CAR-Ts cause collateral damage, killing some healthy white blood cells, called B cells, along with cancerous ones because both harbor the same marker. Finding the right target to kill solid tumors but not healthy organ tissue will be even more complicated. And CARs aren't the only approach. Researchers also are trying to target markers inside tumor cells rather than on the surface, or even gene mutations that don't form in healthy tissue. Still, there is promise for a new big step in treating cancer.
Shefveland is in full remission because of the experimental therapy. It marks an entirely new way to treat cancer — if scientists can make it work, and work safely. Early-stage studies do give hope as one-time infusions of supercharged immune cells help a remarkable number of patients with intractable leukemia or lymphoma.

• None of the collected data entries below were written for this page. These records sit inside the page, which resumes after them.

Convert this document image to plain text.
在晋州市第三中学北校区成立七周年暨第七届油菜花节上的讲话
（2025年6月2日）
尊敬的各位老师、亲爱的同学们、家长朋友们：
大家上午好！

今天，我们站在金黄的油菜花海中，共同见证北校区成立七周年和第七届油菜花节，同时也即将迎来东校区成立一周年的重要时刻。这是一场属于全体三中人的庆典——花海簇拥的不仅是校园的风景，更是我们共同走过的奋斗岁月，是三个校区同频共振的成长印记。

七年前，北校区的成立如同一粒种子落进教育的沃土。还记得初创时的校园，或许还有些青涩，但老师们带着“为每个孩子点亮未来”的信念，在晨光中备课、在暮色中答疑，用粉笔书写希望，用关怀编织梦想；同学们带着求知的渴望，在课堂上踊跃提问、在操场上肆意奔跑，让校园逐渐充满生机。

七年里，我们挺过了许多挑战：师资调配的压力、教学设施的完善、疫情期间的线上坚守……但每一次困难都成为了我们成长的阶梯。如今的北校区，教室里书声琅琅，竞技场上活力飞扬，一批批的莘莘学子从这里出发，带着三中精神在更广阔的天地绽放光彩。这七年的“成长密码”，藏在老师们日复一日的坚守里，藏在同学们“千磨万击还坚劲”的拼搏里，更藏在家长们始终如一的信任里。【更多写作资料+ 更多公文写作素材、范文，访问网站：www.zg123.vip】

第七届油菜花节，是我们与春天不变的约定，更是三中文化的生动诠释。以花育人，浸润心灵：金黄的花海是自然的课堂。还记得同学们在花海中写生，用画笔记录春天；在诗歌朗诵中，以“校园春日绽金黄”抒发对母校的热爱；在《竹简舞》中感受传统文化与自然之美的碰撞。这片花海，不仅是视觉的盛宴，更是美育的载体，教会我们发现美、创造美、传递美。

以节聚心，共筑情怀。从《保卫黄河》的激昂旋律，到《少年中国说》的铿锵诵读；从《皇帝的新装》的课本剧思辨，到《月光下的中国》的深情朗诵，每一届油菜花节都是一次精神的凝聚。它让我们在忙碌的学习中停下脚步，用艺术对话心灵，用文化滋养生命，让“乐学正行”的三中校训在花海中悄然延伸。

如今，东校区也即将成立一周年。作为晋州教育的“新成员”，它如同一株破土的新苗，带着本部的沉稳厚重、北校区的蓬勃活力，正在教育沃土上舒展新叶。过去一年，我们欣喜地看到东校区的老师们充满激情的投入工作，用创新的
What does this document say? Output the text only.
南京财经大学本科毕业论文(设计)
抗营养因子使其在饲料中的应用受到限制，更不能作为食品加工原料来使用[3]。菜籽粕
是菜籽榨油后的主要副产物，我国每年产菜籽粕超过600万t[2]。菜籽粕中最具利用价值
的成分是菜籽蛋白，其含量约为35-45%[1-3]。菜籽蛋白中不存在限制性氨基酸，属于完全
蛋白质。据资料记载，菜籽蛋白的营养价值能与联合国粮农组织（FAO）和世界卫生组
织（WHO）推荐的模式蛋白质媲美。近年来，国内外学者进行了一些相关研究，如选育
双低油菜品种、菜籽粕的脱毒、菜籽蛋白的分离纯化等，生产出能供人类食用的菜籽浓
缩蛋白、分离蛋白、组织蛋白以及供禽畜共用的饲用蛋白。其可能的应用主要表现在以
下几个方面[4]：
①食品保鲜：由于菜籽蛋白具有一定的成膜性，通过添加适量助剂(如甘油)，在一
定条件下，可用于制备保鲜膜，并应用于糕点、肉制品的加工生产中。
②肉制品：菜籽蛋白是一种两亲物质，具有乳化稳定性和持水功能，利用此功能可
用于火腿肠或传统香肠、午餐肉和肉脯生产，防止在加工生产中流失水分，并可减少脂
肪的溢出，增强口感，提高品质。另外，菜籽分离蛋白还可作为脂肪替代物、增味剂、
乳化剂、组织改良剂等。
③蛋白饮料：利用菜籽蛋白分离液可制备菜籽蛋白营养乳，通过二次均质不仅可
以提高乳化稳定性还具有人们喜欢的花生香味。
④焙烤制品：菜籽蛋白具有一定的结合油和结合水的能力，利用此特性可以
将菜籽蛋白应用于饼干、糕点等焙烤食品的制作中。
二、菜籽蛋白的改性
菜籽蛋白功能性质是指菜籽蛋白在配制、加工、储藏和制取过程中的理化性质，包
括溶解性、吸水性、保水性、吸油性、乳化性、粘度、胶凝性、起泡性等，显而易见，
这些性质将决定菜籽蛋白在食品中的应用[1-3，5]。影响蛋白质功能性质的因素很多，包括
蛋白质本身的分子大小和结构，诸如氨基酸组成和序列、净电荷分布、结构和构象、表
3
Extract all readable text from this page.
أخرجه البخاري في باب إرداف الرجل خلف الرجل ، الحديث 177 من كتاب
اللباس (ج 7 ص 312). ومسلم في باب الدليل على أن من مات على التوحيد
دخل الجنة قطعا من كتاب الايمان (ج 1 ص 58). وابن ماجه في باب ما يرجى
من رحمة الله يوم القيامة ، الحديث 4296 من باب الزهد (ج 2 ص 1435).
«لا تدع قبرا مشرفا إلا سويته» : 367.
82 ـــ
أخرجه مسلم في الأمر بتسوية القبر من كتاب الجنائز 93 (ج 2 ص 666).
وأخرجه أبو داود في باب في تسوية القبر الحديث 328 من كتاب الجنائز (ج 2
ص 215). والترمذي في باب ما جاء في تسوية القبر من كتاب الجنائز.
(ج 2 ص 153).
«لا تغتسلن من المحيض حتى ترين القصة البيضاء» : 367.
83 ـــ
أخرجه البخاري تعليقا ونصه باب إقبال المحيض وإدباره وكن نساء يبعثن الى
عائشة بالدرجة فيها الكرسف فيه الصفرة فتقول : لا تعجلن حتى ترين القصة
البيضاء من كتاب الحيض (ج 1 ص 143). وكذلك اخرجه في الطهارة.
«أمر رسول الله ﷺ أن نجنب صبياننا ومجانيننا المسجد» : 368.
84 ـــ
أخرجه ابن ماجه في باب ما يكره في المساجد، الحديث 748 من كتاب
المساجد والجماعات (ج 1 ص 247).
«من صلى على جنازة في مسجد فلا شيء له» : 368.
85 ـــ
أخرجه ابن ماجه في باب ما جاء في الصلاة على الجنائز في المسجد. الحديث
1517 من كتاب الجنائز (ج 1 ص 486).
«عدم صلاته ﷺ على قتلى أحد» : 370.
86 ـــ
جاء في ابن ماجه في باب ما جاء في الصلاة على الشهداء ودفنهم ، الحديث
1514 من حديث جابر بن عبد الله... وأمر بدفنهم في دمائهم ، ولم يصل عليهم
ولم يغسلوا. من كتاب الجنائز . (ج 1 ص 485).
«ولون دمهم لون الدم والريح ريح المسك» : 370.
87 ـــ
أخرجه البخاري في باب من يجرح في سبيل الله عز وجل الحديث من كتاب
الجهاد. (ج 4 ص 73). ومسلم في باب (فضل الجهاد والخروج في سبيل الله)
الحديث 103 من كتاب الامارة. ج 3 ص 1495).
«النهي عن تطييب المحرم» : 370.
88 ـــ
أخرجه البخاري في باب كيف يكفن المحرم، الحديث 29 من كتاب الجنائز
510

Power of the immune system
Dr. David Maloney, Fred Hutch's medical director for cellular immunotherapy - who treated Shefveland with a type called CAR-T cells – says the immune therapy shows the unbelievable power of ‘your own immune system’. "We're talking, really, patients who have no other options, and we're seeing tumors and leukemias disappear over weeks," added immunotherapy scientific director Dr. Stanley Riddell. But, "there's still lots to learn."T cells are key immune system soldiers. But cancer can be hard for them to spot, whichs puts the brakes on an immune attack. Current immunotherapy drugs called ‘checkpoint inhibitors’release one brake so nearby T cells can strike. The new cellular immunotherapy approach aims to be more potent: give patients stronger T cells to begin with.

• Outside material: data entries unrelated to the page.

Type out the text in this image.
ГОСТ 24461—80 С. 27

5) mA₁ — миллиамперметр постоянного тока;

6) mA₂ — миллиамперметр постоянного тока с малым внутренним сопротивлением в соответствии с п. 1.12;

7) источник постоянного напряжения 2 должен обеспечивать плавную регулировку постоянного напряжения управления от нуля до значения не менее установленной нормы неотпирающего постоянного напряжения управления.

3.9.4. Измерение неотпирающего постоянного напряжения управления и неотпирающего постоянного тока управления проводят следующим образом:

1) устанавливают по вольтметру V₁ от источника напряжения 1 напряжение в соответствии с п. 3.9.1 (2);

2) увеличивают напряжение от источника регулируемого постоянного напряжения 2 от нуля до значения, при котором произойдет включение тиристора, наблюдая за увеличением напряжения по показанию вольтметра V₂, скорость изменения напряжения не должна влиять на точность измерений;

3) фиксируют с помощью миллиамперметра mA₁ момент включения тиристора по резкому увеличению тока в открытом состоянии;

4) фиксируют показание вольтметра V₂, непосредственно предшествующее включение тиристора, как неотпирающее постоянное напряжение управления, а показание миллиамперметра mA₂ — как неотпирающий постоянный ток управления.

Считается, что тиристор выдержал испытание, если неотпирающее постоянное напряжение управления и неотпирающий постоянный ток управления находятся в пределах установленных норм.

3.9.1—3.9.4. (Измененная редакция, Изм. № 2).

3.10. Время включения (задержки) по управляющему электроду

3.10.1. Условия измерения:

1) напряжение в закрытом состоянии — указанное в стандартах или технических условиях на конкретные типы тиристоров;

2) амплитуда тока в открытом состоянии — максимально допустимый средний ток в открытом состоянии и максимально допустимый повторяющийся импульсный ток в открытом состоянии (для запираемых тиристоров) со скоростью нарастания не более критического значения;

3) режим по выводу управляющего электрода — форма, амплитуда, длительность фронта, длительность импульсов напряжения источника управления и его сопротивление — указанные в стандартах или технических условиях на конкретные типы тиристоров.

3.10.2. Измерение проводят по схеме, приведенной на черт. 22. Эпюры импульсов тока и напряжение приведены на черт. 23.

The first CAR-T cell therapies for a few blood cancers could hit the market later this year – right now they are available only in studies at major cancer centers. The Food and Drug Administration is evaluating one version developed by the University of Pennsylvania and licensed to Novartis, and another created by the National Cancer Institute and licensed to Kite Pharma.

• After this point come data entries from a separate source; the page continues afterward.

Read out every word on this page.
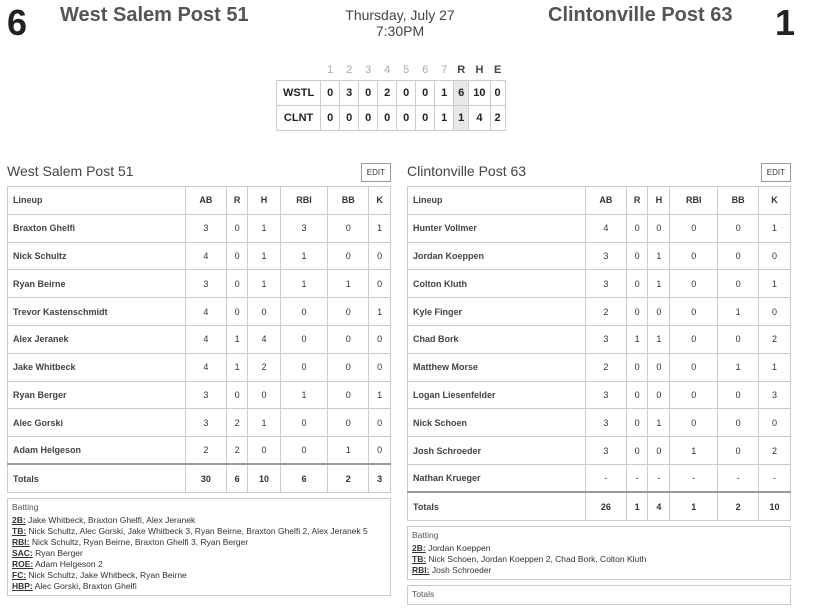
6 West Salem Post 51	Thursday, July 27
7:30PM
Clintonville Post 63 1
	1	2	3	4	5	6	7	R	H	E
WSTL	0	3	0	2	0	0	1	6	10	0
CLNT	0	0	0	0	0	0	1	1	4	2
West Salem Post 51	EDIT
Lineup	AB	R	H	RBI	BB	K
Braxton Ghelfi	3	0	1	3	0	1
Nick Schultz	4	0	1	1	0	0
Ryan Beirne	3	0	1	1	1	0
Trevor Kastenschmidt	4	0	0	0	0	1
Alex Jeranek	4	1	4	0	0	0
Jake Whitbeck	4	1	2	0	0	0
Ryan Berger	3	0	0	1	0	1
Alec Gorski	3	2	1	0	0	0
Adam Helgeson	2	2	0	0	1	0
Totals	30	6	10	6	2	3
Batting
2B: Jake Whitbeck, Braxton Ghelfi, Alex Jeranek
TB: Nick Schultz, Alec Gorski, Jake Whitbeck 3, Ryan Beirne, Braxton Ghelfi 2, Alex Jeranek 5
RBI: Nick Schultz, Ryan Beirne, Braxton Ghelfi 3, Ryan Berger
SAC: Ryan Berger
ROE: Adam Helgeson 2
FC: Nick Schultz, Jake Whitbeck, Ryan Beirne
HBP: Alec Gorski, Braxton Ghelfi
Clintonville Post 63	EDIT
Lineup	AB	R	H	RBI	BB	K
Hunter Vollmer	4	0	0	0	0	1
Jordan Koeppen	3	0	1	0	0	0
Colton Kluth	3	0	1	0	0	1
Kyle Finger	2	0	0	0	1	0
Chad Bork	3	1	1	0	0	2
Matthew Morse	2	0	0	0	1	1
Logan Liesenfelder	3	0	0	0	0	3
Nick Schoen	3	0	1	0	0	0
Josh Schroeder	3	0	0	1	0	2
Nathan Krueger	-	-	-	-	-	-
Totals	26	1	4	1	2	10
Batting
2B: Jordan Koeppen
TB: Nick Schoen, Jordan Koeppen 2, Chad Bork, Colton Kluth
RBI: Josh Schroeder
Totals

Now scientists are tackling a tougher next step: making T cells target far more common cancers — solid tumors like lung, breast or brain cancer. Cancer kills about 600,000 Americans a year, including nearly 45,000 from leukemia and lymphoma. But there are still formidable challenges. For example, scientists still are unraveling why these living cancer drugs work for some people and not others.
Still in early stages
The research into the work of CAR-T cell therapie is, still in its early stages. Small, early studies in the U.S. made headlines as 60 percent to 90 percent of patients trying CAR-Ts as a last resort for leukemia or lymphoma saw their cancer rapidly decrease or even become undetectable. Recently, Chinese researchers reported similar early findings as 33 of 35 patients with another blood cancer, multiple myeloma, reached some degree of remission within two months. But too few people have been studied so far to know how long such responses will last. A recent review reported up to half of leukemia and lymphoma patients may relapse.Also, doctors must learn to manage potentially life-threatening side effects from an overstimulated immune system. Concerning as well is a small number of deaths from brain swelling, an unexplained complication that forced another company, Juno Therapeutics, to halt development of one CAR-T in its pipeline.
CAR-Ts cause collateral damage, killing some healthy white blood cells, called B cells, along with cancerous ones because both harbor the same marker. Finding the right target to kill solid tumors but not healthy organ tissue will be even more complicated. And CARs aren't the only approach. Researchers also are trying to target markers inside tumor cells rather than on the surface, or even gene mutations that don't form in healthy tissue. Still, there is promise for a new big step in treating cancer.